There also are five one-loss teams in the American, and the jockeying now begins in earnest for spots in the conference title game and possibly the automatic CFP bid that goes to the highest-ranked Group of Five champion.
No. 25 South Florida visits Navy in a matchup of one-loss teams and two-loss Memphis goes to one-loss East Carolina. Tulane is coming off its big win at Memphis and will need to be on point when Florida Atlantic visits. North Texas, the fifth one-loss team, goes on the road to play a UAB team that upset Memphis four weeks ago.
Best game
No. 10 Texas (7-2, 4-1 SEC, No. 10 CFP) at No. 5 Georgia (8-1, 6-1, No. 5), Saturday, 7:30 p.m. ET (ABC)
Georgia beat the Longhorns twice last season, the second time in the SEC championship game, and another win here would put the kibosh on Texas’ slim hopes of returning to the title game and CFP. As it is, Texas A&M and Alabama are on a collision course to play in Atlanta on Dec. 6 if both win out.

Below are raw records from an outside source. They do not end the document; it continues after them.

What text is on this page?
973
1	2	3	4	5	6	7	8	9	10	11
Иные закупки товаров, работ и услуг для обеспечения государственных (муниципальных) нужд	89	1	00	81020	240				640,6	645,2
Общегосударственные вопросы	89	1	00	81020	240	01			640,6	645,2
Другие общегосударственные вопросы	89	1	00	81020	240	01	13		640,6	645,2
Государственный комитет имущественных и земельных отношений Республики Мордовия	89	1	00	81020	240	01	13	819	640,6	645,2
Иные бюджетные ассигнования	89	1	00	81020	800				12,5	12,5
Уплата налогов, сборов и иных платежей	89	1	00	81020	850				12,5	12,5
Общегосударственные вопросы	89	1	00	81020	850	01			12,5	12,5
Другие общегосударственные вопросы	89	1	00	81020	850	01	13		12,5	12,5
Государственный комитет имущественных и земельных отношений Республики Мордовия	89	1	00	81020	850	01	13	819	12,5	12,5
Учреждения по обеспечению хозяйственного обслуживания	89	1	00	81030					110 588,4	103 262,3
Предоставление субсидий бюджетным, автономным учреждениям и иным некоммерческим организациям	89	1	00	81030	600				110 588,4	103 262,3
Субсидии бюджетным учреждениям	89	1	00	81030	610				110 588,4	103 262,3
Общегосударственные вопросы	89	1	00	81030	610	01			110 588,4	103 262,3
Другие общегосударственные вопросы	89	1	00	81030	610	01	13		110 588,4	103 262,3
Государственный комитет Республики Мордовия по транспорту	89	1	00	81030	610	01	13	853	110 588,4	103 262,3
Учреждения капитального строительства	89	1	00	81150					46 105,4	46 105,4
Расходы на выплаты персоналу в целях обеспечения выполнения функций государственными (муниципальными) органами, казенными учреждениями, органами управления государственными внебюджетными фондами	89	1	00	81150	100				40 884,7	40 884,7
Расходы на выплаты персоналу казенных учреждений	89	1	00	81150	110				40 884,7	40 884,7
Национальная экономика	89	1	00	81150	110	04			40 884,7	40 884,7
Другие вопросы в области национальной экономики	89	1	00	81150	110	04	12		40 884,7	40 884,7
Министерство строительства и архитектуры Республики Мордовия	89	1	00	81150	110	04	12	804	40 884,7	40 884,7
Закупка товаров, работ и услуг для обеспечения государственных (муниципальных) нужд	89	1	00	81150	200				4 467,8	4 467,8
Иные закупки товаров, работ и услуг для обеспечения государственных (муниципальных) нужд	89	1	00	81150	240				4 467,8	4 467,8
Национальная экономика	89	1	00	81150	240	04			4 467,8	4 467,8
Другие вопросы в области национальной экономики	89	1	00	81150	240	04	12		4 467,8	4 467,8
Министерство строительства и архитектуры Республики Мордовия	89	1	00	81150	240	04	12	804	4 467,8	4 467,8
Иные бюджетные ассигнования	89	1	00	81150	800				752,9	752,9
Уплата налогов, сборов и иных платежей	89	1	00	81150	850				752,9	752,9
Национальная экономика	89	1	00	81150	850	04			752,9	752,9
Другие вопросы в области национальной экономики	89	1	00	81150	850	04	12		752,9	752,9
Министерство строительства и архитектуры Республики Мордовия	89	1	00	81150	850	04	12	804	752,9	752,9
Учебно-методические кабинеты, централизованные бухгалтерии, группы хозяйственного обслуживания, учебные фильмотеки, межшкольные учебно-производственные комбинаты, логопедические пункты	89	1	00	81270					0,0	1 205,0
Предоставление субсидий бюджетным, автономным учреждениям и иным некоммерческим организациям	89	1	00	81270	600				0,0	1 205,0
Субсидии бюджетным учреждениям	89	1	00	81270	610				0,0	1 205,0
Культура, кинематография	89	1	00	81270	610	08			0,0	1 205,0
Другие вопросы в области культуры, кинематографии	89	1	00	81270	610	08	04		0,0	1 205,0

Texas’ biggest regret will be its Oct. 4 loss at Florida. Still, the Longhorns head to Athens off four straight wins and well-positioned for an attractive bowl game.
The Bulldogs have won five in a row since their three-point home loss to Alabama, and even if they lose to Texas, they can still make the CFP.
Under the radar
No. 18 Michigan (7-2, 5-1 Big Ten, No. 18 CFP) vs. Northwestern (5-4, 3-3), Saturday, at Wrigley Field, noon ET (Fox)
The Wolverines head to the home of the Chicago Cubs needing to win out and get help to make the Big Ten championship game. If they win here and at Maryland, their home game against No. 1 Ohio State on Nov. 29 could be for a spot in Indianapolis on Dec. 6 if they prevail in other Big Ten tiebreaker scenarios.
Northwestern won’t be an easy out at Wrigley. The Wildcats are on the cusp of bowl eligibility and one of the Big Ten’s surprise teams. Michigan will be without star running back Justice Haynes (foot), though Jordan Marshall more than picked up the slack against Purdue on Nov. 1.
Heisman watch
Vanderbilt quarterback Diego Pavia isn’t getting Heisman hype to the level of Ohio State’s Julian Sayin, Indiana’s Fernando Mendoza or Alabama’s Ty Simpson, but days like he had against Auburn make him hard to ignore.
Pavia’s 489 yards of total offense in an overtime win over Auburn were a career high. He passed for three touchdowns and ran for one. His seven rushing TDs are most among SEC quarterbacks, his 21 passing TDs are tied for most, and his 70% completion rate leads the conference.
Pavia’s odds of winning the Heisman are 25-to-1, tied for fifth, according to BetMGM Sportsbook. Sayin and Mendoza are the favorites at 7-to-4, Simpson is 11-to-2 and Texas A&M’s Marcell Reed is 15-to-2.
Numbers to know
2 — Sacks allowed by Cincinnati and Maryland, fewest in the nation.
17 — FBS-leading blocked kicks by Notre Dame since 2022.
25-0 — UConn quarterback Joe Fagnano’s touchdown pass-interception ratio. He’s third in the nation in TD passes and the only full-time starter without an interception.
41-0 — Lincoln Riley’s record when his team holds the opponent to 20 points or less over his nine seasons at Oklahoma and Southern California.
32 — Tulane’s consecutive wins when entering the fourth quarter with the lead.
Hot seat
Michigan State’s Jonathan Smith is only in his second season, which would make a firing almost unthinkable in the previous era of college athletics. This is the age of the quick trigger, though, and the current athletic director and school president weren’t the ones who hired Smith.
Smith is 8-13 overall, 3-12 in Big Ten games, and he benched the quarterback he brought with him from Oregon State, Aidan Chiles, for the Minnesota game two weeks ago.
The Spartans have averaged 18.7 points per game and allowed 32.9 per game in Big Ten games under Smith, and they’ll take a seven-game conference losing streak into their home game against Penn State. If they don’t win Saturday or against Iowa (road) or Maryland (home), they would go winless in Big Ten play for the first time since 1958.
Smith’s buyout, if fired after the season, would be $34 million, according to the Detroit Free Press.